Member of the Legislative Assembly of Alberta
- In office August 30, 1971 – March 14, 1979
- Preceded by: New District
- Succeeded by: William Mack
- Constituency: Edmonton-Belmont

Minister of Labour and Manpower
- In office September 10, 1971 – March 1975
- Preceded by: Raymond Reierson
- Succeeded by: Neil Crawford

Minister of Advanced Education and Manpower
- In office March 1975 – March 1979
- Preceded by: James Foster
- Succeeded by: Jim Horsman

Personal details
- Born: Albert Edward Hohol December 27, 1922 Two Hills, Alberta, Canada
- Died: November 17, 2017 (aged 94) Edmonton, Alberta, Canada
- Party: Progressive Conservative

= Bert Hohol =

Canadian politician

Albert Edward Hohol (December 27, 1922 – November 17, 2017) was a provincial level politician from Alberta, Canada. He was a member of the Legislative Assembly of Alberta from 1971 to 1979, sitting in the governing Progressive Conservative caucus. He served a couple of cabinet portfolios under the Peter Lougheed government.

==Political career==
Hohol ran for a seat to the Alberta Legislature in the 1971 Alberta general election. He faced a tough race against future Member of Parliament Werner Schmidt and future MLA Gordon Wright. Hohol won the new district by a comfortable majority to pick up the seat for the Progressive Conservative party who formed government in that election.

Premier Peter Lougheed appointed Hohol to the Executive Council of Alberta to serve in his first cabinet.

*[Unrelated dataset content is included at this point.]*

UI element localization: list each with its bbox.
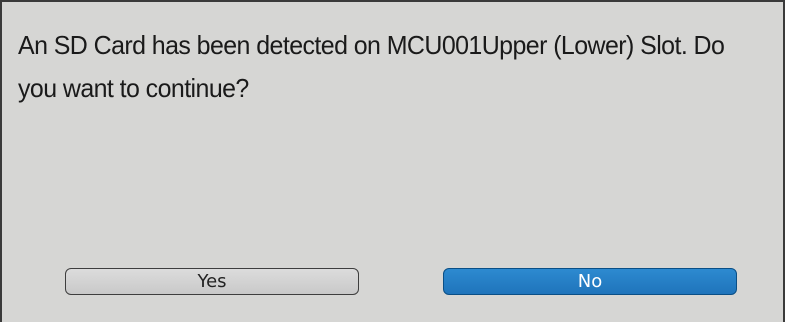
sd-card-dialog: An SD Card has been detected on MCU001Up… — [0, 0, 785, 322]
dialog-message: An SD Card has been detected on MCU001Up… — [18, 30, 725, 103]
no-button[interactable]: No — [443, 268, 737, 295]
yes-button[interactable]: Yes — [65, 268, 359, 295]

He was given the Minister of Labour and Manpower portfolio. Hohol ran for re-election in the 1975 Alberta general election with ministerial advantage. He was returned to his second term with a landslide. He increased his popular vote while the opposition vote collapsed.

After the election Lougheed changed Hohol's portfolio. He became the Minister of Advanced Education and Manpower. He took over advanced education and kept the manpower portion of his portfolio while giving the Labour portion to Neil Crawford. He retired from provincial politics at dissolution of the assembly in 1979. Hohol died at the age of 94 on November 17, 2017.